Beberapa pejabat dan pakar memprediksi bahwa para komandan Ukraina berencana menyelamatkan Abrams untuk operasi ofensif di masa depan pada tahun depan dan menolak mengirim mereka ke garis depan, karena berisiko hancur. Namun kenyataannya justru sebaliknya, tank-tank tersebut justru dikerahkan pada awal tahun ini, sebagai bagian dari Brigade Mekanis ke-47 yang dilatih oleh Amerika. Namun seperti yang kita lihat, Angkatan Bersenjata Ukraina telah mencoba menerjunkan tank-tank tersebut dan mereka gagal, mereka juga tidak berhasil mempertahankan Avdiivka, sebuah benteng terkuat di Donbass timur yang akhirnya jatuh ke tangan pasukan Rusia pada bulan Februari.

Kolonel Reisner mengatakan bahwa drone bisa saja menargetkan tank Abrams karena Brigade ke-47 pada saat itu tidak mendapat perlindungan dari sistem pertahanan udara jarak pendek seperti senjata self-propelled Cheetah rancangan Jerman.

Drone tipe FPV sendiri dapat dihentikan menggunakan kecerdasan elektronik, untuk mengganggu komunikasinya dengan pilot jarak jauh. Senapan dan bahkan jaring ikan sederhana bahkan coba digunakan untuk menghancurkan atau menangkap beberapa dari mereka di medan perang Ukraina.

“Pada tahap ini, cara paling efektif untuk mengalahkan FPV adalah peperangan elektronik dan berbagai bentuk perlindungan pasif,” termasuk lapis baja tambahan dan perangkat pelindung lainnya untuk tank, kata Michael Kofman, peneliti senior di Program Rusia dan Eurasia di Carnegie Endowment for Hubungan Internasional.
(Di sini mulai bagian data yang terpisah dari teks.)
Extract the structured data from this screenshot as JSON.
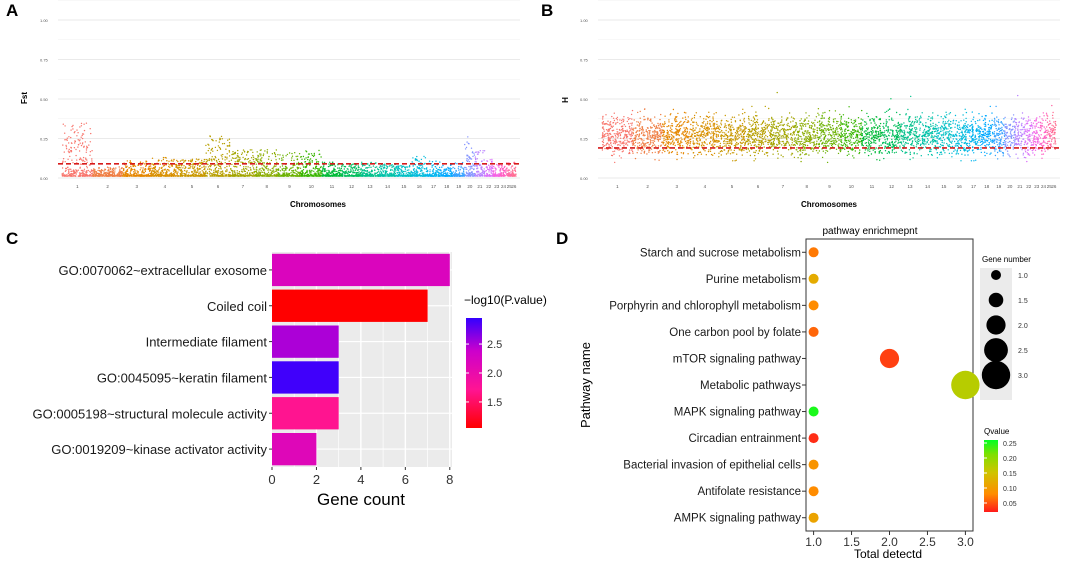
{
  "panels": {
    "a": "A",
    "b": "B",
    "c": "C",
    "d": "D"
  },
  "colors": {
    "chrom_palette": [
      "#f8766d",
      "#ef7f45",
      "#e58700",
      "#d89000",
      "#c99800",
      "#b79f00",
      "#a3a500",
      "#8bac00",
      "#6bb100",
      "#39b600",
      "#00ba38",
      "#00bd5c",
      "#00c08b",
      "#00c1a8",
      "#00bfc4",
      "#00bbdb",
      "#00b4ef",
      "#00a9ff",
      "#35a2ff",
      "#8494ff",
      "#b983ff",
      "#dc71fa",
      "#f564e3",
      "#ff61c3",
      "#ff67a4",
      "#ff6c91"
    ],
    "threshold": "#d71a1a"
  },
  "chart_data": [
    {
      "id": "A",
      "type": "scatter",
      "title": "",
      "xlabel": "Chromosomes",
      "ylabel": "Fst",
      "ylim": [
        0,
        1
      ],
      "yticks": [
        "0.00",
        "0.25",
        "0.50",
        "0.75",
        "1.00"
      ],
      "categories": [
        "1",
        "2",
        "3",
        "4",
        "5",
        "6",
        "7",
        "8",
        "9",
        "10",
        "11",
        "12",
        "13",
        "14",
        "15",
        "16",
        "17",
        "18",
        "19",
        "20",
        "21",
        "22",
        "23",
        "24",
        "25",
        "26"
      ],
      "threshold": 0.09,
      "baseline": 0.03,
      "spread": [
        0.35,
        0.07,
        0.11,
        0.13,
        0.12,
        0.27,
        0.18,
        0.18,
        0.16,
        0.18,
        0.1,
        0.09,
        0.1,
        0.09,
        0.08,
        0.14,
        0.11,
        0.09,
        0.1,
        0.26,
        0.18,
        0.12,
        0.09,
        0.08,
        0.1,
        0.1
      ]
    },
    {
      "id": "B",
      "type": "scatter",
      "title": "",
      "xlabel": "Chromosomes",
      "ylabel": "H",
      "ylim": [
        0,
        1
      ],
      "yticks": [
        "0.00",
        "0.25",
        "0.50",
        "0.75",
        "1.00"
      ],
      "categories": [
        "1",
        "2",
        "3",
        "4",
        "5",
        "6",
        "7",
        "8",
        "9",
        "10",
        "11",
        "12",
        "13",
        "14",
        "15",
        "16",
        "17",
        "18",
        "19",
        "20",
        "21",
        "22",
        "23",
        "24",
        "25",
        "26"
      ],
      "threshold": 0.19,
      "baseline": 0.28,
      "spread": [
        0.52,
        0.6,
        0.58,
        0.56,
        0.54,
        0.6,
        0.62,
        0.58,
        0.6,
        0.58,
        0.66,
        0.72,
        0.7,
        0.6,
        0.58,
        0.62,
        0.58,
        0.56,
        0.55,
        0.82,
        0.6,
        0.58,
        0.56,
        0.56,
        0.6,
        0.62
      ]
    },
    {
      "id": "C",
      "type": "bar",
      "orientation": "horizontal",
      "xlabel": "Gene count",
      "ylabel": "",
      "xlim": [
        0,
        8.1
      ],
      "xticks": [
        "0",
        "2",
        "4",
        "6",
        "8"
      ],
      "categories": [
        "GO:0070062~extracellular exosome",
        "Coiled coil",
        "Intermediate filament",
        "GO:0045095~keratin filament",
        "GO:0005198~structural molecule activity",
        "GO:0019209~kinase activator activity"
      ],
      "values": [
        8,
        7,
        3,
        3,
        3,
        2
      ],
      "pvalue_log10": [
        2.2,
        1.05,
        2.5,
        2.9,
        1.7,
        2.15
      ],
      "legend": {
        "title": "−log10(P.value)",
        "ticks": [
          "2.5",
          "2.0",
          "1.5"
        ],
        "tick_values": [
          2.5,
          2.0,
          1.5
        ],
        "range": [
          1.05,
          2.95
        ],
        "colors": [
          "#ff0000",
          "#ff1493",
          "#cc00cc",
          "#3300ff"
        ]
      }
    },
    {
      "id": "D",
      "type": "scatter",
      "title": "pathway enrichmepnt",
      "xlabel": "Total detectd",
      "ylabel": "Pathway name",
      "xlim": [
        0.9,
        3.1
      ],
      "xticks": [
        "1.0",
        "1.5",
        "2.0",
        "2.5",
        "3.0"
      ],
      "categories": [
        "Starch and sucrose metabolism",
        "Purine metabolism",
        "Porphyrin and chlorophyll metabolism",
        "One carbon pool by folate",
        "mTOR signaling pathway",
        "Metabolic pathways",
        "MAPK signaling pathway",
        "Circadian entrainment",
        "Bacterial invasion of epithelial cells",
        "Antifolate resistance",
        "AMPK signaling pathway"
      ],
      "x": [
        1,
        1,
        1,
        1,
        2,
        3,
        1,
        1,
        1,
        1,
        1
      ],
      "qvalue": [
        0.07,
        0.12,
        0.08,
        0.06,
        0.04,
        0.17,
        0.25,
        0.03,
        0.09,
        0.08,
        0.11
      ],
      "legend_size": {
        "title": "Gene number",
        "labels": [
          "1.0",
          "1.5",
          "2.0",
          "2.5",
          "3.0"
        ],
        "values": [
          1.0,
          1.5,
          2.0,
          2.5,
          3.0
        ]
      },
      "legend_color": {
        "title": "Qvalue",
        "labels": [
          "0.25",
          "0.20",
          "0.15",
          "0.10",
          "0.05"
        ],
        "values": [
          0.25,
          0.2,
          0.15,
          0.1,
          0.05
        ],
        "range": [
          0.02,
          0.26
        ],
        "colors": [
          "#ff1a1a",
          "#ff8c00",
          "#cfc400",
          "#7fe000",
          "#00ff22"
        ]
      }
    }
  ]
}
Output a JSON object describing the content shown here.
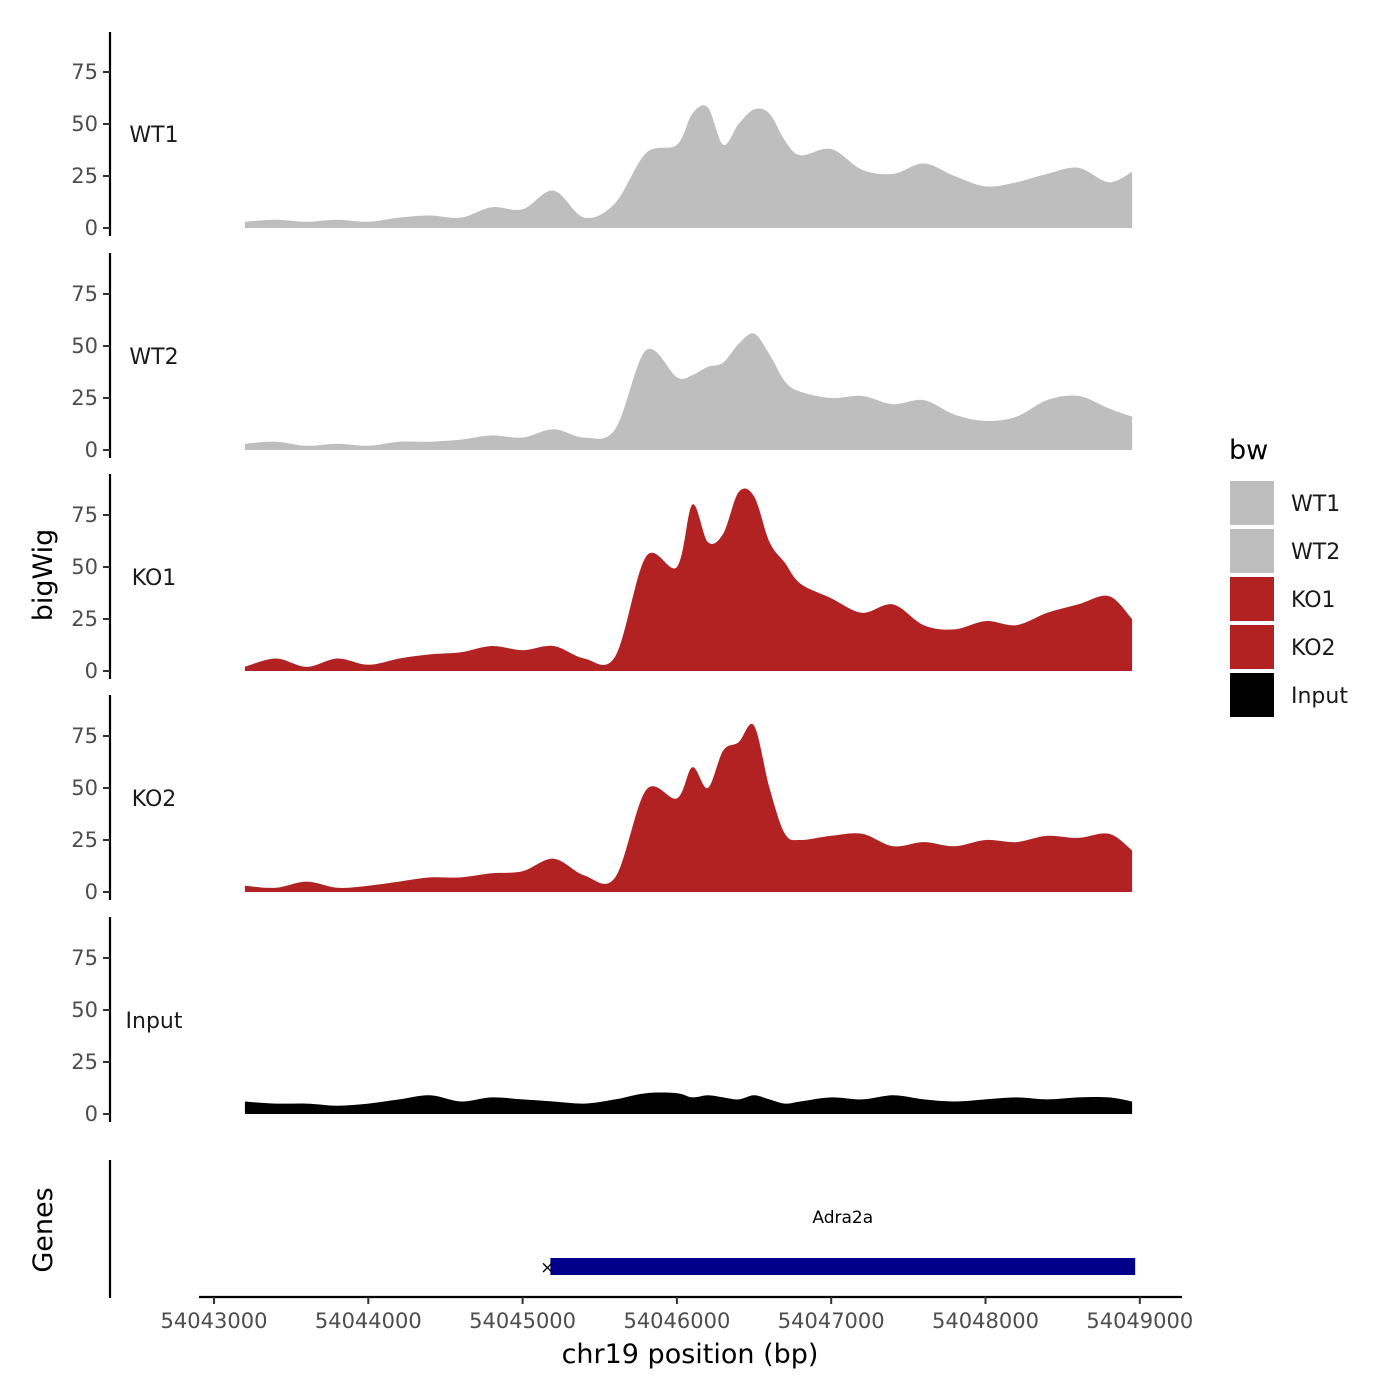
{
  "chart_data": {
    "type": "area",
    "x": [
      54043200,
      54043400,
      54043600,
      54043800,
      54044000,
      54044200,
      54044400,
      54044600,
      54044800,
      54045000,
      54045200,
      54045400,
      54045600,
      54045800,
      54046000,
      54046100,
      54046200,
      54046300,
      54046400,
      54046500,
      54046600,
      54046700,
      54046800,
      54047000,
      54047200,
      54047400,
      54047600,
      54047800,
      54048000,
      54048200,
      54048400,
      54048600,
      54048800,
      54048950
    ],
    "series": [
      {
        "name": "WT1",
        "color": "#bebebe",
        "values": [
          3,
          4,
          3,
          4,
          3,
          5,
          6,
          5,
          10,
          9,
          18,
          5,
          12,
          36,
          40,
          55,
          58,
          40,
          50,
          57,
          55,
          42,
          35,
          38,
          28,
          26,
          31,
          25,
          20,
          22,
          26,
          29,
          22,
          27
        ]
      },
      {
        "name": "WT2",
        "color": "#bebebe",
        "values": [
          3,
          4,
          2,
          3,
          2,
          4,
          4,
          5,
          7,
          6,
          10,
          6,
          10,
          48,
          35,
          36,
          40,
          42,
          51,
          56,
          46,
          33,
          28,
          25,
          26,
          22,
          24,
          17,
          14,
          16,
          24,
          26,
          20,
          16
        ]
      },
      {
        "name": "KO1",
        "color": "#b22222",
        "values": [
          2,
          6,
          2,
          6,
          3,
          6,
          8,
          9,
          12,
          10,
          12,
          6,
          7,
          55,
          50,
          80,
          62,
          66,
          86,
          84,
          62,
          52,
          42,
          35,
          28,
          32,
          22,
          20,
          24,
          22,
          28,
          32,
          36,
          25
        ]
      },
      {
        "name": "KO2",
        "color": "#b22222",
        "values": [
          3,
          2,
          5,
          2,
          3,
          5,
          7,
          7,
          9,
          10,
          16,
          8,
          7,
          49,
          45,
          60,
          50,
          68,
          72,
          80,
          50,
          28,
          25,
          27,
          28,
          22,
          24,
          22,
          25,
          24,
          27,
          26,
          28,
          20
        ]
      },
      {
        "name": "Input",
        "color": "#000000",
        "values": [
          6,
          5,
          5,
          4,
          5,
          7,
          9,
          6,
          8,
          7,
          6,
          5,
          7,
          10,
          10,
          8,
          9,
          8,
          7,
          9,
          7,
          5,
          6,
          8,
          7,
          9,
          7,
          6,
          7,
          8,
          7,
          8,
          8,
          6
        ]
      }
    ],
    "ylabel": "bigWig",
    "xlabel": "chr19 position (bp)",
    "ylim": [
      0,
      95
    ],
    "yticks": [
      0,
      25,
      50,
      75
    ],
    "xlim": [
      54042900,
      54049300
    ],
    "xticks": [
      54043000,
      54044000,
      54045000,
      54046000,
      54047000,
      54048000,
      54049000
    ],
    "x_tick_labels": [
      "54043000",
      "54044000",
      "54045000",
      "54046000",
      "54047000",
      "54048000",
      "54049000"
    ],
    "y_tick_labels": [
      "0",
      "25",
      "50",
      "75"
    ],
    "legend": {
      "title": "bw",
      "position": "right",
      "entries": [
        "WT1",
        "WT2",
        "KO1",
        "KO2",
        "Input"
      ]
    },
    "gene_track": {
      "label": "Genes",
      "genes": [
        {
          "name": "Adra2a",
          "start": 54045180,
          "end": 54048970,
          "color": "#00008b"
        }
      ]
    }
  }
}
Dia mengatakan bahwa mengalahkan FPV memerlukan “pendekatan khusus di medan perang” dan pasukan Ukraina menjadi lebih siap untuk melakukannya sekarang.

Juru bicara Brigade ke-47 sendiri hingga saat ini masih tidak menanggapi komentar para pakar, Kementerian Pertahanan Ukraina juga menolak membahas masalah tersebut. Namun, ada beberapa pejabat militer Ukraina yang mengakui bahwa mereka sangat kesulitan dengan hadirnya drone, mereka mengatakan bahwa pasukan Ukraina pernah sesekali menggunakan rudal permukaan-ke-udara canggih dan sistem pertahanan udaranya hanya untuk melawan FPV, padahal senjata ini biasanya hanya digunakan untuk melawan pesawat dan helikopter. Ini kemudian membuat beberapa ahli meragukan efektivitasnya, karena faktanya drone terlalu kecil dan cepat untuk dapat dideteksi oleh radar.

Teror drone ini kemudian telah memaksa beberapa militer di seluruh dunia menguji sinar laser yang dapat menghancurkan drone saat terjadi serangan, Senjata energi terarah seperti itu kemungkinan besar akan lebih murah dan dapat diproduksi dalam jumlah yang lebih besar dibandingkan jenis amunisi pertahanan udara lainnya dan akan mampu menyerang sasaran kecil seperti FPV. Namun itu tentu membutuhkan waktu, kata van Weel dalam sebuah wawancara pada hari Jumat.

Jadi, apakah tank sudah ketinggalan jaman?

Kolonel Reisner mengatakan para insinyur militer telah berhasil mencari cara baru untuk menghancurkan tank sejak digunakan di medan perang, namun ia yakin bahwa FPV tetap tidak akan mempengaruhi penggunaan Abrams dan tank modern lainnya di Ukraina.

“Jika Anda ingin merebut suatu wilayah, Anda tetap memerlukan tank,” kata Kolonel Reisner. Namun disatu sisi ia juga menambahkan bahwa drone FPV adalah elemen kunci di masa depan.

Dalam pertempuran darat dimasa depan, drone FPV akan menjadi kekuatan utama untuk melawan kendaraan tempur darat tak berawak, kata Kolonel Reisner, seraya menambahkan: “Mereka akan bertarung satu sama lain, seperti di film ‘Terminator’.”